The association with ICBC dates back almost two decades and was cemented in 2006 when Goldman took a 7% pre-float stake in the state-controlled bank for $2.5 billion. By the time it sold its final chunk in 2013, most rivals had already split from their mainland partners, making Goldman's relative longevity stand out. The Wall Street firm made more than three times its money and its timing was excellent: ICBC's Hong Kong-listed shares have returned just 40% in total since.
Asset management in China is expected to offer opportunities similar to ICBC's early performance as the industry evolves beyond a focus on short-term products. It could almost double to 150 trillion yuan ($23 trillion) in assets by 2030, per consultancy Z-Ben Advisors. Goldman's own research expects that Chinese households' investable assets alone will pass $70 trillion by that point. The opportunity is not lost on others: BlackRock this month announced a tie-up with China Construction Bank (601939.SS), (0939.HK) and Singapore's state fund Temasek, while in December Paris-based Amundi won approval for a majority-owned joint venture with Bank of China (601988.SS), (3988.HK).
Beijing wants Chinese companies to wean themselves off bank loans in favour of market-based funding and believes foreign expertise can speed up the process.
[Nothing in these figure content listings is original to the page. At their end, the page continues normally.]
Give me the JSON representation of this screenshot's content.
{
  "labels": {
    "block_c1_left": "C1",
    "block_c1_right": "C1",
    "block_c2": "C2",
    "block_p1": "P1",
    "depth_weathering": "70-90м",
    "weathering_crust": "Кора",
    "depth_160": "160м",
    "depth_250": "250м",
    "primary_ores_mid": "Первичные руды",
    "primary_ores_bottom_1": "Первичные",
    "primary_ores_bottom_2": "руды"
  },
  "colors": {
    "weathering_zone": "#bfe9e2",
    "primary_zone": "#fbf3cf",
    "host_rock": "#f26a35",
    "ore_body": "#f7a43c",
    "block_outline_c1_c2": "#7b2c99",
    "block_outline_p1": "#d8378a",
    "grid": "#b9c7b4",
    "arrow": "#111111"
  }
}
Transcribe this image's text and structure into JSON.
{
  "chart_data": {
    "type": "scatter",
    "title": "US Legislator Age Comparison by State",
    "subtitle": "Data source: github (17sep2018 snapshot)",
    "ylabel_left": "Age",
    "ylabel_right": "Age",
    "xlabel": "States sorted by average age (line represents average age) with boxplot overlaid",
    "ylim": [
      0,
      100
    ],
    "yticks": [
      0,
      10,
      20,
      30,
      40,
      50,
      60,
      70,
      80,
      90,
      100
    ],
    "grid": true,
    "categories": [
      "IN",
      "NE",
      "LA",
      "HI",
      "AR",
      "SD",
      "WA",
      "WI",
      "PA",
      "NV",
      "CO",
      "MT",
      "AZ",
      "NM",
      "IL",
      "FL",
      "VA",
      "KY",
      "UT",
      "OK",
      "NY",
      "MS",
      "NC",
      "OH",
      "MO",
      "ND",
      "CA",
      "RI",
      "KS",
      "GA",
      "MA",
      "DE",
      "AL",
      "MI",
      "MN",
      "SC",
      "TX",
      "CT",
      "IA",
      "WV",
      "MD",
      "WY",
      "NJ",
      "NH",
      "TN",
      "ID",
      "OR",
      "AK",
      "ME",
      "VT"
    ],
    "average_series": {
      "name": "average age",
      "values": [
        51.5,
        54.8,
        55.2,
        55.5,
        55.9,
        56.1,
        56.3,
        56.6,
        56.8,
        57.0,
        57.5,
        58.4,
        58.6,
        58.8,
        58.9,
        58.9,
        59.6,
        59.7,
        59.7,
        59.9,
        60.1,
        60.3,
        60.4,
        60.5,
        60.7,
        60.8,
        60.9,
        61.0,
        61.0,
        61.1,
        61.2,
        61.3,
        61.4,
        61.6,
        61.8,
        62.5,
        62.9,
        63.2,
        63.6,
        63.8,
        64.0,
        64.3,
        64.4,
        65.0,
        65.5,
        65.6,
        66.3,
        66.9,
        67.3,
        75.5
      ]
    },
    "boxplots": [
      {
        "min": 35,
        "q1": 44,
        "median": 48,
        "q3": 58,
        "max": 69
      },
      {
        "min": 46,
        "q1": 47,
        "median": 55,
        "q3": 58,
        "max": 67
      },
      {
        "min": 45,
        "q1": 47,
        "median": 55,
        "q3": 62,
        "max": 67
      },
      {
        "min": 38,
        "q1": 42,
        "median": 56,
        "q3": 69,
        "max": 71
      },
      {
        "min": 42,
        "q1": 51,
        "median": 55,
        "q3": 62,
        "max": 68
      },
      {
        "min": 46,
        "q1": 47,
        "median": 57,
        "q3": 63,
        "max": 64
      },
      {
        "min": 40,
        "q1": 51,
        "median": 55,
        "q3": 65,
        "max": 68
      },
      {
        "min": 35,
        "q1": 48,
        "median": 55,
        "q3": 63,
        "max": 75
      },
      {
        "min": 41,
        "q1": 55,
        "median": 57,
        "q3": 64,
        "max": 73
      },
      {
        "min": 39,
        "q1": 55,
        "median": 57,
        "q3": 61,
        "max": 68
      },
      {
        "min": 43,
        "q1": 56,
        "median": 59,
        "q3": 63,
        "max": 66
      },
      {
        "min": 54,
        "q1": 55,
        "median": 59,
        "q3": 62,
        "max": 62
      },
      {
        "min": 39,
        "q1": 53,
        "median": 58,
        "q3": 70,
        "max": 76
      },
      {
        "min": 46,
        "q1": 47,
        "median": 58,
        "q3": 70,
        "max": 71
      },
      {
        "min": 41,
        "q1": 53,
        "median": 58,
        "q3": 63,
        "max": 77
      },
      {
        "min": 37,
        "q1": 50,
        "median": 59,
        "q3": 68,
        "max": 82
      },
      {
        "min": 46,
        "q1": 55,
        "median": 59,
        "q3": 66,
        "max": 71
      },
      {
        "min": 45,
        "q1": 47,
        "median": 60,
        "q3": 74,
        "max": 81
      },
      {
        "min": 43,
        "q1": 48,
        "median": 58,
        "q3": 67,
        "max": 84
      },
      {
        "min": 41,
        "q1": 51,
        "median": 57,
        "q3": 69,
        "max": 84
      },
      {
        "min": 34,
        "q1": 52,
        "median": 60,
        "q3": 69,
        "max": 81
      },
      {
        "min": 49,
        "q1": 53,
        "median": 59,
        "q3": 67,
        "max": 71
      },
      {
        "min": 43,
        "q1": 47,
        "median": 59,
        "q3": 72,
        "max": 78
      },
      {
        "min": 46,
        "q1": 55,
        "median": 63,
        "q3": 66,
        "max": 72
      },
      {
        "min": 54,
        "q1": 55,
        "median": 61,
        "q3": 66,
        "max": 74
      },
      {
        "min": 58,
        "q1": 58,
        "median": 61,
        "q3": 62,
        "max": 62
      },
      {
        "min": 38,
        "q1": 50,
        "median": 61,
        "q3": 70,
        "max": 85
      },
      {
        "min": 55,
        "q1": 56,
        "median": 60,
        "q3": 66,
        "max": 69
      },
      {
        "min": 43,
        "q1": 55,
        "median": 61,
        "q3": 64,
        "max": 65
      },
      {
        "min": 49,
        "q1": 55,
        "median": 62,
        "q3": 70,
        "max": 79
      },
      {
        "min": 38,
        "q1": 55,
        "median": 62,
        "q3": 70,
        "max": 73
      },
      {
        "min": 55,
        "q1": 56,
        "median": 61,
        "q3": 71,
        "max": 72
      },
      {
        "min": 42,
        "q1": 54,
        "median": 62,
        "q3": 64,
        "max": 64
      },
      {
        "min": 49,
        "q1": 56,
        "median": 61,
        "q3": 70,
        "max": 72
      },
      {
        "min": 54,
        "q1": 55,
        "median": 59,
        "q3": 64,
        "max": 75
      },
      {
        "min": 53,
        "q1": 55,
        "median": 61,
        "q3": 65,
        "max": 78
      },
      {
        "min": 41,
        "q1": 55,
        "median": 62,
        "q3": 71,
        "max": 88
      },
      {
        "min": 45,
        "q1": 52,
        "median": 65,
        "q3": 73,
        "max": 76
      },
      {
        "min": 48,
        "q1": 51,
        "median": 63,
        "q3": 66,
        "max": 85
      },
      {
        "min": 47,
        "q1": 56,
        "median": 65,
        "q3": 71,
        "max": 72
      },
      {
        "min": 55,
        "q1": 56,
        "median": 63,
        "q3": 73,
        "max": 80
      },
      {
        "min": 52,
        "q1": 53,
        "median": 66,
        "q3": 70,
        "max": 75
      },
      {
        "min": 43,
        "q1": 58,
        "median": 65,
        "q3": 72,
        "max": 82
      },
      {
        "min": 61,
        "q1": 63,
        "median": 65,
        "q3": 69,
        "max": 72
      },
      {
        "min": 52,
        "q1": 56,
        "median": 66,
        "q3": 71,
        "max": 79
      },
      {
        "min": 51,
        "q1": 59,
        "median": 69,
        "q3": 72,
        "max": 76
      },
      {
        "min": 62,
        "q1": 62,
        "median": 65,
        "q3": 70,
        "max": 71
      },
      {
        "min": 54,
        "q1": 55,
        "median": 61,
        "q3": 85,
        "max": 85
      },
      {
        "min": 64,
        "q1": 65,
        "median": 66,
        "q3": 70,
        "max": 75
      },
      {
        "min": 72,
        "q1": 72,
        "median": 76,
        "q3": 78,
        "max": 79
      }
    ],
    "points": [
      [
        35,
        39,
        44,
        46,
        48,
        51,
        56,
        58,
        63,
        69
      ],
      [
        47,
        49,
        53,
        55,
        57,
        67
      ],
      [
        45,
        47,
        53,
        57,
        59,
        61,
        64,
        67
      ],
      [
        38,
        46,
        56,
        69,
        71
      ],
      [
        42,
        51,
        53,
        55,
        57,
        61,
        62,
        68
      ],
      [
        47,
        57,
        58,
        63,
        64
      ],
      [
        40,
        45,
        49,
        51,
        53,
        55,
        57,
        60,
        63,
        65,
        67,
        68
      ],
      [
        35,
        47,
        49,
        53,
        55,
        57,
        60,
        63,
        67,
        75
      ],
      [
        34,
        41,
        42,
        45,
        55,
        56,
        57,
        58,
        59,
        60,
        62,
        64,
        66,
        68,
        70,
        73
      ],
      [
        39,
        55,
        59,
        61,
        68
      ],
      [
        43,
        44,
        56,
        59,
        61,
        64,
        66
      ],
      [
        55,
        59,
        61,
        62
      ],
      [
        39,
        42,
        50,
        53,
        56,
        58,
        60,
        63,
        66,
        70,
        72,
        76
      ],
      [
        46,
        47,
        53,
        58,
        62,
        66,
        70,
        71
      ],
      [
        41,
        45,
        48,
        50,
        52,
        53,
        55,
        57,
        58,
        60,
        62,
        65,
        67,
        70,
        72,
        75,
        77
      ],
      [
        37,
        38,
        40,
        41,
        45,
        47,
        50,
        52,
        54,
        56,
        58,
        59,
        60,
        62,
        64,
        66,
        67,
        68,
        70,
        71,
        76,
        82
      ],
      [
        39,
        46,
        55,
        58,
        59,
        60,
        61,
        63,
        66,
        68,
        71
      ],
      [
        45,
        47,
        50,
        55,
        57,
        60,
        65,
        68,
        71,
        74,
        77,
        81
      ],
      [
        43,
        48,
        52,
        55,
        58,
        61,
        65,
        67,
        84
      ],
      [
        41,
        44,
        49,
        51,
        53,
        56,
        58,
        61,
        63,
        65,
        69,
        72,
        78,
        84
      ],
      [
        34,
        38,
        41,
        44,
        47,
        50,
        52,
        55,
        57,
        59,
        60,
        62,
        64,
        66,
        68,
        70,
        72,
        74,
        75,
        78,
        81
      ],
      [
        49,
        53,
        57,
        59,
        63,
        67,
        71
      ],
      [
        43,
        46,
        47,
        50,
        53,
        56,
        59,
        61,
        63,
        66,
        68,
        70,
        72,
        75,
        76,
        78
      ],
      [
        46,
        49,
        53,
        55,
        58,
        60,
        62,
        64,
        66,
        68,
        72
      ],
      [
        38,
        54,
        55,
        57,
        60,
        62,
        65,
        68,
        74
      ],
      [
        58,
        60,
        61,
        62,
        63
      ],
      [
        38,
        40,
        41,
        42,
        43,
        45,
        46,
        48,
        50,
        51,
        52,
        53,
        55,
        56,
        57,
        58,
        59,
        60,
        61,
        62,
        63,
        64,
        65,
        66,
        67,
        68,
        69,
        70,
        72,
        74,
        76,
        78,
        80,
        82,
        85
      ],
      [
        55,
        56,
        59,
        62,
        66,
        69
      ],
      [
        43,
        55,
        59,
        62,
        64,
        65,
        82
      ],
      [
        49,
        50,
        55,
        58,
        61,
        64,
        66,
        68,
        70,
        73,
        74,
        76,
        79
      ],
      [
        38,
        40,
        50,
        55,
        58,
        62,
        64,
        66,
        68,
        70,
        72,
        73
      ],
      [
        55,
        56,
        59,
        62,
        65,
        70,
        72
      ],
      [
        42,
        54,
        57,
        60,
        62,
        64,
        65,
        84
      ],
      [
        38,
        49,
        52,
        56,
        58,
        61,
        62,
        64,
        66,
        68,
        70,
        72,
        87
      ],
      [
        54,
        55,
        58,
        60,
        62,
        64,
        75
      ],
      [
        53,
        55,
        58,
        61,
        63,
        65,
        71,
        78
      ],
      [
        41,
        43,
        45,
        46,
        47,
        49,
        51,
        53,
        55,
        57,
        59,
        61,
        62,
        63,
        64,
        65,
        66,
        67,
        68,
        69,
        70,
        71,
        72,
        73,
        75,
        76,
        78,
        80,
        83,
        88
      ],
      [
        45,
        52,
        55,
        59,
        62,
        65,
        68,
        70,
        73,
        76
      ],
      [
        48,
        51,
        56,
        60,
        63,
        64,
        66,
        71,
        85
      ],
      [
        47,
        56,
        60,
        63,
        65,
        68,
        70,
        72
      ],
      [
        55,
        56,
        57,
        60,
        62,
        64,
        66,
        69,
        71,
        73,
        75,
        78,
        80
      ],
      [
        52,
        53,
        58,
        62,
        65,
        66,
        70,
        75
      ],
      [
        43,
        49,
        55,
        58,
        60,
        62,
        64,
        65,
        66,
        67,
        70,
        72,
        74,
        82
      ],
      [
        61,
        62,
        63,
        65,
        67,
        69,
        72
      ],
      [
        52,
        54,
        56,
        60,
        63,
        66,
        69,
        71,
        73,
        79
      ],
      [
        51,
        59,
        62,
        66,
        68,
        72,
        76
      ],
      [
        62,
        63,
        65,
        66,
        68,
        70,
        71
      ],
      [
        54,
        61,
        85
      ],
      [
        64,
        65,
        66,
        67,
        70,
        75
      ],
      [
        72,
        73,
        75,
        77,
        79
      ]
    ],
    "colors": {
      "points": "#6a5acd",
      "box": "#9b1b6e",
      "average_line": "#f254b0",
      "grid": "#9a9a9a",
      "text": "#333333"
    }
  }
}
In Goldman's case, the bank run by David Solomon will largely provide the products and $292 billion ICBC, with its 16,000-odd outlets and 440,000-strong workforce, the distribution.
Both companies are keen to bolster more stable fee-based revenue. ICBC is already a giant, generating 30 billion yuan in fees and commissions from its wealth management and private banking unit. Profiting from joint ventures is not as straightforward as from equity stakes; the two have still to decide, for example, which business to keep for themselves and which to funnel through their new endeavour.
That could put Goldman's patience to the test.